The enigmatic Untitled (large window), for example, is a drawing of two flat squares on brown paper awkwardly attached to a sheet of white paper with long string stitches. Various other layers of paper are tied on with more string, and a small red handle at the top seems to turn the entire object into a skewed representation of a shopping bag. (None of the works have dates.)
On the opposite wall is Untitled (friends), a representation of an assembly of upright rectangular figures with rectangular eyes and mouths that looks like a row of dry cleaned shirts in boxes ready to go out on Halloween. A group of smaller figure drawings made of colored pulp on found paper hangs on another wall, including Untitled (purple & brown figures), an image of a ghostly couple resembling two upright coffins.

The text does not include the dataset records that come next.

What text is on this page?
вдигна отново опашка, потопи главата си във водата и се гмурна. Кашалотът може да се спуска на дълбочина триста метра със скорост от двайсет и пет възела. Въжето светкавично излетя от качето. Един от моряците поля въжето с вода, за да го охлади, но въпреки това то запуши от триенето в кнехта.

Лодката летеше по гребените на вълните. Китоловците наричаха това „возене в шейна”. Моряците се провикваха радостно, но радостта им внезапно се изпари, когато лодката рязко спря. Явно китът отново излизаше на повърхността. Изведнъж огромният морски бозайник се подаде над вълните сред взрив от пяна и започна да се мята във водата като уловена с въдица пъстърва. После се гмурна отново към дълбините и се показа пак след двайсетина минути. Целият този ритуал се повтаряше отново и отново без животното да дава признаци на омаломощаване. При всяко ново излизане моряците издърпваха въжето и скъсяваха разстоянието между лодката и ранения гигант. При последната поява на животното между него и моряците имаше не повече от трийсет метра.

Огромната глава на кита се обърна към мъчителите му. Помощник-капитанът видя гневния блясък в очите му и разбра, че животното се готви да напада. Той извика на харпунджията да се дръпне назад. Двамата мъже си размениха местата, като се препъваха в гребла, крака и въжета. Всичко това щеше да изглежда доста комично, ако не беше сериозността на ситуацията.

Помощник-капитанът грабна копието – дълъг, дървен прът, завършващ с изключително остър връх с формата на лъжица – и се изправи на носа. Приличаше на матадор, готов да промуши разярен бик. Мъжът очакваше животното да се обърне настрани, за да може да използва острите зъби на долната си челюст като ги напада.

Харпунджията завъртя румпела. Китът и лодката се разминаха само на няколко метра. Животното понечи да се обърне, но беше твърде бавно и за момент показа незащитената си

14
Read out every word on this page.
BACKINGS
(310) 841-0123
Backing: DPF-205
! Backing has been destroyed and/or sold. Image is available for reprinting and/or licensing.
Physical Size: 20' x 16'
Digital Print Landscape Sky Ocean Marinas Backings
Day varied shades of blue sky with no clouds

In contrast, two pictures of monumental spaces show that Castle could also be a master of perspective when necessary. In Untitled (chair drawing) a huge empty chair seems ready to explode out of the frame, as if exerting the authority of an absent adult. And Untitled (figure), hanging to the right, features a small child walking across a wide board floor between two enormous pieces of furniture that press up against the space like bogeymen.
Castle’s full eccentricity comes to fruition in three relatively large two-sided constructions displayed in Plexiglas vitrines. Dangling from a ribbon hanger, Untitled (Striped Dress) is fitted with six paper-stuffed pockets tied on with more string. And Untitled (Pram Construction) is a baby carriage of black and tan paper, with square wheels and tin foil hubcaps. At $250,000 it’s the most expensive piece in the show, but a tiny orange and purple coffin figure is only $3,000.
Andrew Lord at Gladstone
The British sculptor Andrew Lord is also inspired by his childhood environment -- more specifically, his hometown. "Whitworth," his latest solo exhibition, can be seen at Gladstone Gallery, Feb. 27-Mar. 28, 2009. Born in 1950, the New York-based Lord came to prominence in 1981 with a group of sculptures based on representations of vases in early modernist painting. Next came a marvelous series of monumental groups of twisting ceramic vessels made by pummeling and pressing parts of his body into the clay, and beautifully glazed in white with touches of dripping gold leaf.
The current exhibition features a group of ceramic pieces based on locations in the town where Lord grew up. Covered with multiple finger strokes, the works are reminiscent of paintings by Edward Munch and busts by Medardo Rosso. The complexity of his earlier forms is replaced by an innocent simplicity appropriate for early memories. Nevertheless, the apparent unsculptablity of his subjects is audacious.
Gladstone’s large gallery is filled with a group of black-glazed works, and smaller galleries also contain sculptures glazed in yellow and white. An elegiac video of Whitworth’s present-day landscape underlines the distance between current reality and Lord’s nostalgic conceptualizations.
In Waterfall Healey Dell (2008-2009), rocks are rendered in geometric blocks that contrast with the more slippery stream of water, and the metallic black glaze turns mossy green when it breaks over the clay protrusions. A single silver drop somehow reinforces the sculpture’s paradoxical impression of liquidity.
Another crazy motif is a freestanding flight of stairs completely detached from the places it connected. Veering diagonally into the air, it stays vertical by a mysterious feat of balance. Other subjects in this tranquil, light-filled exhibition include birds, bridges, valleys, doors, tall pointy towers, boyish figures and a tree branch placed on a wall.
ELISABETH KLEY is a New York artist and critic.